1980 film by Gilbert Cates

The Last Married Couple in America is a 1980 comedy film released in the US.

It was directed by Gilbert Cates, whose most successful film Oh, God! Book II, was released in the same year. The film starred George Segal and Natalie Wood as a California couple in the late 1970s struggling to maintain their "happily married" status as all their friends begin to get divorces and seem to be caught up in the decadence of the sexual revolution and the "ME" era. This is the last completed theatrical release Natalie Wood made before her death in 1981.

==Plot==

Life is going along smoothly for Jeff and Mari Thompson but not for any other couple they know, or so it seems. Everyone they know is getting divorced.
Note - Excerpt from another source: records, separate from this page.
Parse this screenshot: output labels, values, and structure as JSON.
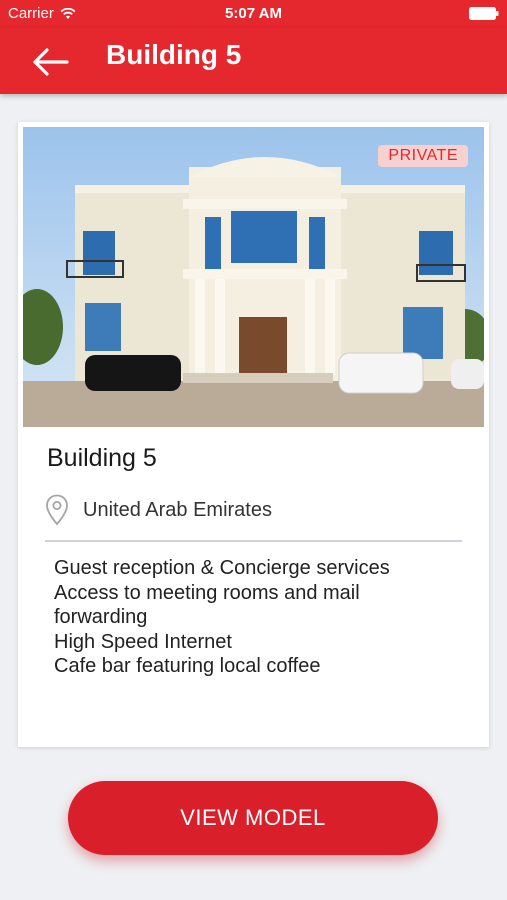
{
  "status_bar": {
    "carrier": "Carrier",
    "time": "5:07 AM"
  },
  "header": {
    "title": "Building 5",
    "back_icon": "arrow-left-icon"
  },
  "card": {
    "badge": "PRIVATE",
    "title": "Building 5",
    "location": "United Arab Emirates",
    "location_icon": "map-pin-icon",
    "features": [
      "Guest reception & Concierge services",
      "Access to meeting rooms and mail forwarding",
      "High Speed Internet",
      "Cafe bar featuring local coffee"
    ]
  },
  "cta": {
    "label": "VIEW MODEL"
  },
  "colors": {
    "brand_red": "#e5282e",
    "badge_bg": "#f7d1cf",
    "background": "#eef0f3"
  }
}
Their life is disrupted when Mari's old college friend, Barbara, comes into it and begins a fling with Jeff, which causes Mari to contemplate an affair of her own.

==Music==
The theme song to this film is "We Could Have It All," sung by Maureen McGovern. The song became a hit on the adult contemporary charts of Canada (#6) and the U.S. (#16). It was written by Charles Fox and Norman Gimbel. Also featured on the soundtrack is Denise LaSalle's "I'm Trippin' on You", which was released as a single in 1981.

==Cast==
- George Segal as Jeff Thompson
- Natalie Wood as Mari Thompson
- Richard Benjamin as Marv
- Valerie Harper as Barbara
- Bob Dishy as Howard
- Arlene Golonka as Sally
- Dom DeLuise as Walter
- Allan Arbus as Al
- Priscilla Barnes as Helena
- Catherine Hickland as Rebecca
- Sondra Currie as Lainy
- Oliver Clark as Max Dryden

==Box office==
Upon release, the film was disappointing at the box office.